Many have tried, but few have succeeded. The JRPG is a genre that by and large really only works when in the hands of a talented Japanese studio. When left in the hands of a Western developer, it often comes up feeling like an empty shell that goes through the motions of the classics you love.

The indie scene has come a long way in rectifying this shortcoming of the Western world, now that many of the JRPG fans of the 90s have grown up to make their own games, but can a AAA publisher also fill in the gaps? That is what Ubisoft hopes to achieve with Child of Light.

Many were surprised when the company announced its classic JRPG aspirations with this beautiful little title, and so far, we have no reason to believe that they will be coming up short of their promise to deliver. Aside from the gorgeous art style, which is clearly much more influenced by Western art than anime, Child of Light has a soul and a deep story to tell.

The mechanics also fall in step, combining platforming, character development, and the turn-based battle system which turned out so many hits from so long ago. The meter which runs along the bottom of the screen is a clear nod to the Grandia series.

Ubisoft has not only succeeded in creating a full blown JRPG, but it is also succeeding in pricing and marketing it as well.

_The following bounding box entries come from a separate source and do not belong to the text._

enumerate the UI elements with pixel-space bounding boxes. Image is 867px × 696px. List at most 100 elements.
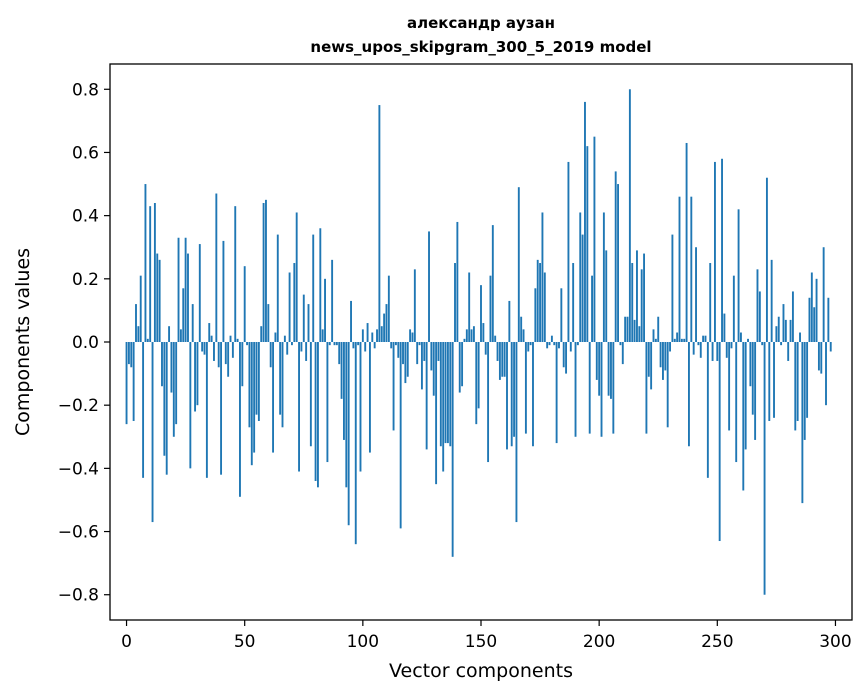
bar <box>640 269 643 342</box>
bar <box>768 342 771 421</box>
bar <box>496 342 499 361</box>
bar <box>347 342 350 526</box>
bar <box>801 342 804 504</box>
bar <box>220 342 223 475</box>
bar <box>784 319 787 342</box>
bar <box>236 338 239 342</box>
bar <box>595 342 598 380</box>
bar <box>191 304 194 342</box>
bar <box>468 272 471 342</box>
bar <box>153 203 156 342</box>
bar <box>257 342 260 421</box>
bar <box>704 335 707 342</box>
bar <box>806 342 809 418</box>
bar <box>420 342 423 390</box>
bar <box>714 161 716 342</box>
bar <box>187 253 189 342</box>
bar <box>584 101 586 342</box>
bar <box>413 269 416 342</box>
bar <box>775 326 778 342</box>
bar <box>366 323 369 342</box>
bar <box>224 342 227 365</box>
bar <box>744 342 747 450</box>
bar <box>175 342 178 425</box>
y-axis-label: Components values <box>12 248 34 436</box>
bar <box>210 335 213 342</box>
bar <box>246 342 248 346</box>
bar <box>808 297 811 342</box>
bar <box>182 288 185 342</box>
bar <box>430 342 433 371</box>
bar <box>378 105 381 342</box>
bar <box>588 342 591 434</box>
bar <box>777 316 780 342</box>
bar <box>723 313 726 342</box>
y-tick-label: −0.4 <box>58 459 99 479</box>
bar <box>614 171 617 342</box>
bar <box>376 329 378 342</box>
bar <box>250 342 253 466</box>
bar <box>135 304 137 342</box>
bar <box>163 342 166 456</box>
bar <box>813 307 816 342</box>
bar <box>425 342 428 450</box>
bar <box>475 342 478 425</box>
bar <box>449 342 452 447</box>
bar <box>737 209 740 342</box>
bar <box>172 342 175 437</box>
bar <box>477 342 480 409</box>
bar <box>269 342 272 368</box>
bar <box>645 342 648 434</box>
bar <box>295 212 298 342</box>
bar <box>222 240 225 342</box>
bar <box>480 285 482 342</box>
bar <box>633 319 636 342</box>
bar <box>394 342 397 346</box>
bar <box>213 342 215 361</box>
bar <box>127 342 130 365</box>
bar <box>423 342 426 361</box>
bar <box>787 342 790 361</box>
bar <box>543 272 546 342</box>
bar <box>593 136 596 342</box>
bar <box>132 342 135 421</box>
bar <box>550 335 553 342</box>
bar <box>803 342 806 440</box>
bar <box>293 263 296 342</box>
bars-group <box>125 89 832 595</box>
bar <box>364 342 367 352</box>
bar <box>560 288 563 342</box>
bar <box>739 332 742 342</box>
bar <box>137 326 140 342</box>
bar <box>822 247 825 342</box>
bar <box>343 342 345 440</box>
bar <box>534 288 537 342</box>
bar <box>683 338 686 342</box>
bar <box>515 342 518 523</box>
bar <box>465 329 468 342</box>
bar <box>179 329 182 342</box>
bar <box>189 342 192 469</box>
bar <box>156 253 159 342</box>
bar <box>728 342 731 431</box>
x-tick-label: 150 <box>465 632 497 652</box>
bar <box>579 212 582 342</box>
bar <box>576 342 579 346</box>
bar <box>532 342 534 447</box>
bar <box>454 263 456 342</box>
bar <box>673 338 676 342</box>
bar <box>227 342 230 377</box>
bar <box>321 329 324 342</box>
bar <box>721 158 723 342</box>
bar <box>517 187 520 342</box>
bar <box>484 342 487 355</box>
bar <box>680 338 683 342</box>
bar <box>125 342 128 425</box>
bar <box>165 342 168 475</box>
x-axis: 0 50 100 150 200 250 300 <box>121 620 852 652</box>
bar <box>482 323 485 342</box>
bar <box>494 335 497 342</box>
x-tick-label: 50 <box>234 632 256 652</box>
bar <box>326 342 329 463</box>
bar <box>605 250 608 342</box>
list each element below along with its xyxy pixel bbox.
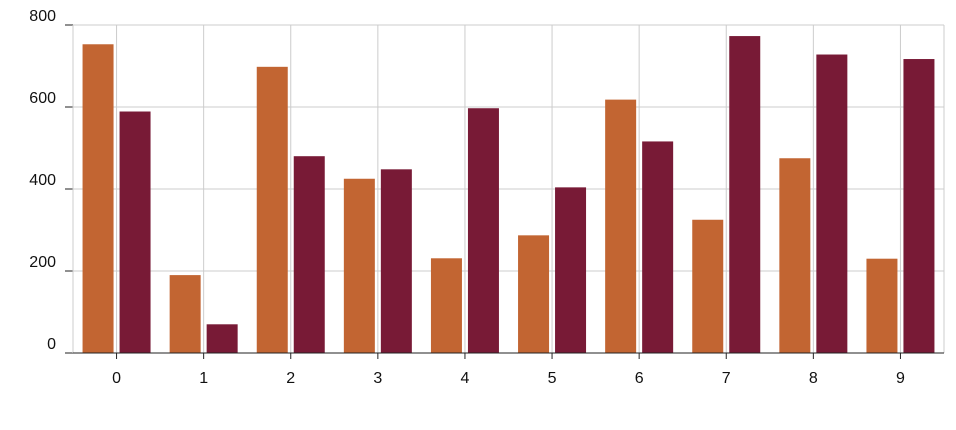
x-tick-label: 3 xyxy=(373,370,382,387)
bar-series2-2 xyxy=(293,156,325,353)
bar-series2-0 xyxy=(119,111,151,353)
bar-series1-9 xyxy=(866,258,898,353)
grid xyxy=(73,24,945,353)
x-tick-label: 8 xyxy=(809,370,818,387)
bar-series2-3 xyxy=(380,169,412,353)
x-tick-label: 2 xyxy=(286,370,295,387)
bar-series1-1 xyxy=(169,275,201,353)
y-tick-label: 600 xyxy=(29,90,56,107)
y-tick-label: 200 xyxy=(29,254,56,271)
bar-series1-0 xyxy=(82,44,114,354)
x-tick-label: 7 xyxy=(722,370,731,387)
bars xyxy=(82,36,935,354)
bar-series2-6 xyxy=(642,141,674,353)
y-tick-label: 0 xyxy=(47,336,56,353)
bar-series2-7 xyxy=(729,36,761,353)
bar-series1-4 xyxy=(430,258,462,353)
x-tick-label: 4 xyxy=(460,370,469,387)
bar-series2-1 xyxy=(206,324,238,353)
bar-series1-2 xyxy=(256,66,288,353)
bar-series1-7 xyxy=(692,219,724,353)
bar-series2-5 xyxy=(555,187,587,353)
bar-series2-8 xyxy=(816,54,848,354)
y-tick-label: 800 xyxy=(29,8,56,25)
x-tick-label: 5 xyxy=(548,370,557,387)
x-tick-label: 0 xyxy=(112,370,121,387)
x-tick-label: 1 xyxy=(199,370,208,387)
y-tick-label: 400 xyxy=(29,172,56,189)
bar-series2-9 xyxy=(903,59,935,353)
bar-series2-4 xyxy=(467,108,499,353)
bar-series1-5 xyxy=(518,235,550,353)
bar-series1-3 xyxy=(343,178,375,353)
axes xyxy=(65,24,944,359)
tick-labels: 0 200 400 600 800 0 1 2 3 4 5 6 7 8 9 xyxy=(29,8,905,387)
bar-series1-6 xyxy=(605,99,637,354)
x-tick-label: 9 xyxy=(896,370,905,387)
bar-series1-8 xyxy=(779,158,811,353)
x-tick-label: 6 xyxy=(635,370,644,387)
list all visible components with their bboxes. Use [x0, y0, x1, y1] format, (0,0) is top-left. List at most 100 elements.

It realizes that this is a niche title and a smaller download, and the $14.99 price point is exactly what I would expect to pay for a game like this. It will be released for the PC, PlayStation 3, PlayStation 4, Xbox 360, Xbox One, and Wii U, so there will be no shortage of channels to get a hold of this on.

I want this to be a success so badly. Now that Square Enix has finally acknowledged that the JRPG fanbase is much larger than it had expected, maybe the genre can see a comeback on consoles through smaller budgeted projects like this. I only fear that should this become a success, other AAA publishers might spring all over this trend and beat it to death with soulless copycats before it even gets a chance to thrive.

I beg that if you own a multi-million dollar publishing company and you want to contribute to this trend, please just let the developers make the games they want with as little interference as possible. Trust them to know what the fans who are going to buy it want. Thank you.